OutOfHere 9 hours ago
Complete waste of $60B. It's just a prompt+tools. This is how you destroy SpaceX from the inside.
dev1ycan 9 hours ago
I am so actually beyond sad that I ever trusted Musk, all the signs were there, from the lies with Tesla to the nonesensical point to point "tourist" lies, to the Mars lies, to the fact that the spaceship they are developing right now requires an actual elevator to get astronauts down, it was never meant for humans, it was meant to deploy sats in space even cheaper, outcompete the competition and basically kill human spaceflight as a result... because less profitable human rated spacecraft won't be viable.
Oh yeah, did I mention how Starlink is literally already in the close to Kessler Syndrome territory? all it would need is for a strong enough solar storm to hit their sats.
inemesitaffia 7 hours ago
The elevator was there when it was originally announced.
There's no Kessler Syndrome where Starlink is.
You'd know this if you read Kessler's first paper. It's online.
i.e if every single Starlink satellite crashes into another you won't get Kessler Syndrome.
And the same it true for the planned Kuiper.
NuclearPM 9 hours ago
A text editor?
andy_ppp 7 hours ago
So I won’t use stuff by Elon Musk, what is the next best alternative please
OldGreenYodaGPT 8 hours ago
Dude, cursor's not even worth a billion.
Marciplan 10 hours ago
immediately unsubscribed from Cursor.
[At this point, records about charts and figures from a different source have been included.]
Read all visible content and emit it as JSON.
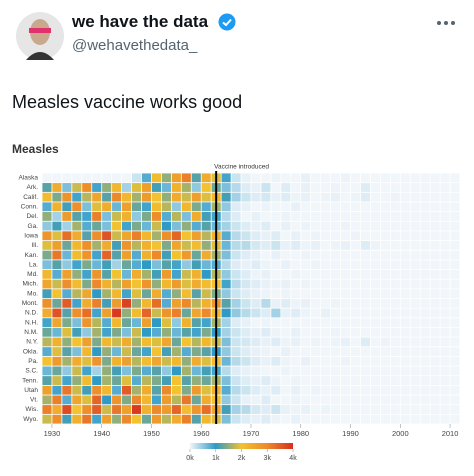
{
  "tweet": {
    "name": "we have the data",
    "handle": "@wehavethedata_",
    "text": "Measles vaccine works good"
  },
  "chart_data": {
    "type": "heatmap",
    "title": "Measles",
    "annotation": {
      "x": 1963,
      "label": "Vaccine introduced"
    },
    "x": [
      1928,
      1930,
      1932,
      1934,
      1936,
      1938,
      1940,
      1942,
      1944,
      1946,
      1948,
      1950,
      1952,
      1954,
      1956,
      1958,
      1960,
      1962,
      1964,
      1966,
      1968,
      1970,
      1972,
      1974,
      1976,
      1978,
      1980,
      1982,
      1984,
      1986,
      1988,
      1990,
      1992,
      1994,
      1996,
      1998,
      2000,
      2002,
      2004,
      2006,
      2008,
      2010
    ],
    "xlim": [
      1928,
      2012
    ],
    "xticks": [
      1930,
      1940,
      1950,
      1960,
      1970,
      1980,
      1990,
      2000,
      2010
    ],
    "categories": [
      "Alaska",
      "Ark.",
      "Calif.",
      "Conn.",
      "Del.",
      "Ga.",
      "Iowa",
      "Ill.",
      "Kan.",
      "La.",
      "Md.",
      "Mich.",
      "Mo.",
      "Mont.",
      "N.D.",
      "N.H.",
      "N.M.",
      "N.Y.",
      "Okla.",
      "Pa.",
      "S.C.",
      "Tenn.",
      "Utah",
      "Vt.",
      "Wis.",
      "Wyo."
    ],
    "values": [
      [
        0,
        0,
        0,
        0,
        0,
        0,
        0,
        0,
        0,
        0.2,
        0.8,
        2.1,
        1.5,
        2.6,
        3.1,
        1.2,
        2.4,
        1.9,
        0.9,
        0.2,
        0.05,
        0,
        0,
        0.02,
        0,
        0,
        0.05,
        0,
        0,
        0,
        0.02,
        0,
        0,
        0,
        0,
        0,
        0,
        0,
        0,
        0,
        0,
        0
      ],
      [
        1.2,
        2.4,
        0.6,
        1.8,
        2.9,
        0.9,
        1.5,
        2.2,
        0.4,
        1.9,
        2.6,
        1.1,
        0.7,
        2.3,
        1.6,
        0.5,
        2.0,
        1.3,
        0.6,
        0.3,
        0.1,
        0.05,
        0.2,
        0,
        0.1,
        0,
        0.05,
        0,
        0,
        0.02,
        0,
        0,
        0.1,
        0,
        0,
        0,
        0,
        0,
        0,
        0,
        0,
        0
      ],
      [
        2.1,
        1.4,
        2.8,
        0.9,
        1.7,
        2.5,
        1.2,
        3.0,
        2.2,
        1.6,
        2.7,
        2.0,
        1.5,
        2.4,
        1.8,
        2.6,
        1.9,
        2.2,
        1.1,
        0.4,
        0.2,
        0.1,
        0.15,
        0.05,
        0.1,
        0.02,
        0.05,
        0,
        0.02,
        0.05,
        0,
        0.02,
        0.1,
        0,
        0,
        0.02,
        0,
        0,
        0,
        0,
        0,
        0
      ],
      [
        0.8,
        2.3,
        1.1,
        2.9,
        0.6,
        1.9,
        2.4,
        0.7,
        2.6,
        1.3,
        0.9,
        2.1,
        1.7,
        0.5,
        2.2,
        1.4,
        0.8,
        1.6,
        0.5,
        0.1,
        0.05,
        0,
        0.02,
        0,
        0,
        0.05,
        0,
        0,
        0,
        0,
        0,
        0,
        0,
        0,
        0,
        0,
        0,
        0,
        0,
        0,
        0,
        0
      ],
      [
        1.5,
        0.4,
        2.7,
        1.2,
        0.9,
        3.1,
        0.6,
        1.8,
        2.3,
        0.5,
        1.4,
        2.9,
        0.8,
        1.7,
        0.6,
        2.4,
        1.1,
        0.9,
        0.3,
        0.1,
        0,
        0.05,
        0,
        0,
        0.02,
        0,
        0,
        0,
        0,
        0,
        0,
        0,
        0,
        0,
        0,
        0,
        0,
        0,
        0,
        0,
        0,
        0
      ],
      [
        0.5,
        1.1,
        0.4,
        1.6,
        0.8,
        1.3,
        0.6,
        2.0,
        0.9,
        1.4,
        0.7,
        1.8,
        1.0,
        0.6,
        1.5,
        0.8,
        1.2,
        0.7,
        0.4,
        0.2,
        0.1,
        0.05,
        0.1,
        0,
        0.05,
        0,
        0.02,
        0,
        0,
        0,
        0.02,
        0,
        0,
        0,
        0,
        0,
        0,
        0,
        0,
        0,
        0,
        0
      ],
      [
        2.8,
        1.9,
        3.3,
        2.4,
        1.2,
        2.9,
        3.6,
        1.8,
        2.5,
        3.1,
        2.2,
        1.6,
        2.9,
        3.4,
        2.0,
        2.6,
        1.7,
        2.3,
        0.8,
        0.3,
        0.2,
        0.1,
        0.05,
        0.1,
        0,
        0.05,
        0,
        0.02,
        0,
        0,
        0,
        0.02,
        0,
        0,
        0,
        0,
        0,
        0,
        0,
        0,
        0,
        0
      ],
      [
        1.9,
        2.6,
        1.3,
        2.2,
        2.9,
        1.6,
        2.4,
        1.1,
        2.8,
        1.7,
        2.3,
        2.0,
        1.4,
        2.5,
        1.8,
        2.1,
        1.5,
        1.9,
        0.7,
        0.3,
        0.3,
        0.15,
        0.1,
        0.2,
        0.05,
        0.1,
        0.02,
        0.05,
        0,
        0.02,
        0.05,
        0,
        0.1,
        0.02,
        0,
        0,
        0,
        0,
        0,
        0,
        0,
        0
      ],
      [
        1.4,
        3.2,
        0.7,
        2.1,
        2.8,
        0.9,
        3.4,
        1.2,
        2.6,
        0.8,
        2.3,
        3.0,
        1.1,
        2.0,
        2.7,
        1.3,
        2.4,
        1.6,
        0.6,
        0.2,
        0.1,
        0.05,
        0,
        0.05,
        0,
        0,
        0.02,
        0,
        0,
        0,
        0,
        0,
        0,
        0,
        0,
        0,
        0,
        0,
        0,
        0,
        0,
        0
      ],
      [
        0.6,
        1.2,
        0.5,
        0.9,
        1.4,
        0.7,
        1.1,
        0.4,
        1.3,
        0.8,
        1.0,
        0.6,
        1.2,
        0.9,
        0.5,
        1.1,
        0.7,
        0.8,
        0.3,
        0.1,
        0.05,
        0.1,
        0.02,
        0,
        0.05,
        0,
        0,
        0.02,
        0,
        0,
        0,
        0,
        0,
        0,
        0,
        0,
        0,
        0,
        0,
        0,
        0,
        0
      ],
      [
        2.2,
        0.8,
        2.6,
        1.5,
        0.9,
        2.8,
        1.2,
        2.0,
        0.7,
        2.4,
        1.6,
        1.1,
        2.7,
        0.9,
        1.8,
        2.3,
        1.0,
        1.7,
        0.5,
        0.2,
        0.1,
        0.02,
        0.05,
        0,
        0,
        0.02,
        0,
        0,
        0,
        0,
        0,
        0,
        0,
        0,
        0,
        0,
        0,
        0,
        0,
        0,
        0,
        0
      ],
      [
        2.5,
        1.8,
        2.9,
        2.1,
        1.4,
        3.0,
        2.3,
        1.7,
        2.6,
        2.0,
        2.8,
        1.5,
        2.2,
        2.7,
        1.9,
        2.4,
        2.1,
        2.0,
        0.9,
        0.3,
        0.15,
        0.1,
        0.05,
        0.02,
        0.05,
        0,
        0.02,
        0,
        0,
        0,
        0,
        0,
        0,
        0,
        0,
        0,
        0,
        0,
        0,
        0,
        0,
        0
      ],
      [
        1.1,
        2.0,
        0.8,
        1.7,
        2.5,
        1.0,
        1.6,
        2.2,
        0.9,
        1.9,
        1.3,
        2.4,
        0.8,
        1.5,
        2.1,
        1.2,
        1.8,
        1.4,
        0.5,
        0.2,
        0.1,
        0.05,
        0.02,
        0,
        0.02,
        0,
        0,
        0,
        0,
        0,
        0,
        0,
        0,
        0,
        0,
        0,
        0,
        0,
        0,
        0,
        0,
        0
      ],
      [
        2.9,
        1.3,
        3.5,
        0.9,
        2.4,
        3.1,
        1.1,
        2.7,
        3.8,
        1.5,
        2.2,
        3.3,
        0.8,
        2.6,
        3.0,
        1.7,
        2.3,
        2.8,
        1.2,
        0.4,
        0.2,
        0.1,
        0.3,
        0.05,
        0.1,
        0.02,
        0.05,
        0,
        0,
        0.02,
        0,
        0,
        0,
        0,
        0,
        0,
        0,
        0,
        0,
        0,
        0,
        0
      ],
      [
        2.4,
        3.6,
        1.2,
        2.9,
        3.3,
        0.9,
        2.6,
        3.9,
        1.5,
        2.1,
        3.4,
        1.8,
        2.8,
        3.1,
        1.3,
        2.5,
        3.0,
        2.2,
        1.0,
        0.5,
        0.3,
        0.2,
        0.1,
        0.4,
        0.05,
        0.1,
        0.02,
        0,
        0.05,
        0,
        0,
        0,
        0,
        0,
        0,
        0,
        0,
        0,
        0,
        0,
        0,
        0
      ],
      [
        0.9,
        2.5,
        1.4,
        0.6,
        2.8,
        1.7,
        0.8,
        2.2,
        1.3,
        0.7,
        2.6,
        1.0,
        1.9,
        0.5,
        2.3,
        1.2,
        0.9,
        1.6,
        0.4,
        0.1,
        0.05,
        0,
        0.02,
        0,
        0,
        0,
        0,
        0,
        0,
        0,
        0,
        0,
        0,
        0,
        0,
        0,
        0,
        0,
        0,
        0,
        0,
        0
      ],
      [
        1.3,
        0.7,
        1.9,
        1.1,
        0.5,
        1.6,
        0.9,
        1.4,
        0.6,
        1.8,
        1.0,
        0.8,
        1.5,
        0.7,
        1.2,
        0.9,
        1.4,
        1.0,
        0.4,
        0.2,
        0.1,
        0.05,
        0.1,
        0.02,
        0,
        0.05,
        0,
        0,
        0,
        0.02,
        0,
        0,
        0,
        0,
        0,
        0,
        0,
        0,
        0,
        0,
        0,
        0
      ],
      [
        1.7,
        2.3,
        1.5,
        2.0,
        2.6,
        1.4,
        2.2,
        1.8,
        2.4,
        1.6,
        2.1,
        1.9,
        2.5,
        1.3,
        2.0,
        1.7,
        2.2,
        1.8,
        0.6,
        0.2,
        0.15,
        0.1,
        0.05,
        0.1,
        0.02,
        0.05,
        0,
        0.02,
        0,
        0.02,
        0.05,
        0,
        0.1,
        0,
        0.02,
        0,
        0,
        0,
        0,
        0,
        0,
        0
      ],
      [
        0.8,
        1.9,
        1.2,
        0.6,
        2.2,
        1.0,
        1.5,
        0.7,
        1.8,
        1.3,
        0.9,
        2.0,
        1.1,
        1.6,
        0.8,
        1.4,
        1.2,
        1.0,
        0.5,
        0.2,
        0.1,
        0.05,
        0.02,
        0,
        0.05,
        0,
        0,
        0,
        0,
        0,
        0,
        0,
        0,
        0,
        0,
        0,
        0,
        0,
        0,
        0,
        0,
        0
      ],
      [
        2.0,
        2.7,
        1.6,
        2.4,
        1.9,
        2.8,
        1.4,
        2.3,
        2.6,
        1.7,
        2.1,
        2.5,
        1.8,
        2.2,
        1.5,
        2.4,
        1.9,
        2.1,
        0.7,
        0.3,
        0.2,
        0.1,
        0.05,
        0.1,
        0.02,
        0,
        0.05,
        0,
        0,
        0,
        0.02,
        0,
        0,
        0,
        0,
        0,
        0,
        0,
        0,
        0,
        0,
        0
      ],
      [
        0.7,
        1.3,
        0.5,
        1.8,
        0.9,
        0.4,
        1.5,
        1.1,
        0.6,
        1.4,
        0.8,
        1.2,
        0.5,
        1.0,
        1.6,
        0.7,
        1.1,
        0.9,
        0.3,
        0.1,
        0.05,
        0.02,
        0,
        0,
        0.02,
        0,
        0,
        0,
        0,
        0,
        0,
        0,
        0,
        0,
        0,
        0,
        0,
        0,
        0,
        0,
        0,
        0
      ],
      [
        1.2,
        1.8,
        0.9,
        1.5,
        2.1,
        1.0,
        1.6,
        1.3,
        1.9,
        0.8,
        1.7,
        1.4,
        1.1,
        2.0,
        1.2,
        1.5,
        1.3,
        1.6,
        0.6,
        0.2,
        0.1,
        0.05,
        0.1,
        0.02,
        0,
        0.02,
        0,
        0,
        0,
        0,
        0,
        0,
        0,
        0,
        0,
        0,
        0,
        0,
        0,
        0,
        0,
        0
      ],
      [
        2.6,
        0.9,
        3.2,
        1.8,
        1.1,
        2.9,
        2.2,
        0.8,
        3.5,
        1.6,
        2.4,
        1.2,
        3.0,
        2.0,
        1.4,
        2.7,
        1.9,
        2.3,
        0.8,
        0.3,
        0.2,
        0.1,
        0.05,
        0.1,
        0,
        0.05,
        0,
        0.02,
        0,
        0,
        0,
        0,
        0,
        0,
        0,
        0,
        0,
        0,
        0,
        0,
        0,
        0
      ],
      [
        1.6,
        3.1,
        0.8,
        2.5,
        1.9,
        3.4,
        1.0,
        2.8,
        1.4,
        3.0,
        2.2,
        0.9,
        2.7,
        1.7,
        3.2,
        1.3,
        2.4,
        2.0,
        0.5,
        0.2,
        0.05,
        0.02,
        0.1,
        0,
        0,
        0.02,
        0,
        0,
        0,
        0,
        0,
        0,
        0,
        0,
        0,
        0,
        0,
        0,
        0,
        0,
        0,
        0
      ],
      [
        3.1,
        2.4,
        3.7,
        2.0,
        2.9,
        3.5,
        1.8,
        3.2,
        2.6,
        3.9,
        2.3,
        3.0,
        2.7,
        3.4,
        2.1,
        2.8,
        3.3,
        2.5,
        1.1,
        0.4,
        0.3,
        0.15,
        0.1,
        0.2,
        0.05,
        0.02,
        0.05,
        0,
        0.02,
        0,
        0,
        0,
        0,
        0,
        0,
        0,
        0,
        0,
        0,
        0,
        0,
        0
      ],
      [
        1.8,
        2.9,
        1.1,
        2.3,
        3.2,
        0.9,
        2.6,
        1.5,
        3.0,
        2.0,
        1.3,
        2.7,
        1.7,
        2.4,
        3.1,
        1.2,
        2.2,
        1.9,
        0.6,
        0.2,
        0.1,
        0.05,
        0.1,
        0.02,
        0,
        0.05,
        0,
        0,
        0,
        0,
        0,
        0,
        0,
        0,
        0,
        0,
        0,
        0,
        0,
        0,
        0,
        0
      ]
    ],
    "legend": {
      "ticks": [
        {
          "value": 0,
          "label": "0k"
        },
        {
          "value": 1,
          "label": "1k"
        },
        {
          "value": 2,
          "label": "2k"
        },
        {
          "value": 3,
          "label": "3k"
        },
        {
          "value": 4,
          "label": "4k"
        }
      ],
      "colors": [
        "#f1f6fa",
        "#2f9ac6",
        "#f2c230",
        "#ec8a2b",
        "#d7301f"
      ]
    }
  }
}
Hello OpenCode!
winfredJa 10 hours ago
same. moving to zed
ulfw 6 hours ago
Can't wait for this idiotic bullshit bubble to burst.
A rocket company buying a so so overvalued coding AI company is a joke even worse than the 2000s internet pet food companies were
landsman 3 hours ago
these valuations are total madness
vemv 9 hours ago
Musk must be chronically surrounded by yes-men.
darksaints 7 hours ago
Okay, now how do I cancel/refund the remaining portion of my pre-paid year subscription? No way in hell I will support a company owned by Elon Musk.
imagetic 7 hours ago
Another one bites the dust.
ycui1986 7 hours ago
another 60 billion to save a failed AI endeavor.
Bloating 8 hours ago
My Hair's on Fire! OMG, Republicans Capitalist OMG Pigs! OMG!
SwellJoe 10 hours ago
lol. Top business genius being a genius again, I see.
i_love_retros 8 hours ago
The real question is how the fuck is cursor worth $60B
alpineman 4 hours ago
Time to delete Cursor then. I refuse to support someone that is doing so much active damage to democracy and cut funding for some of the poorest people on the planet.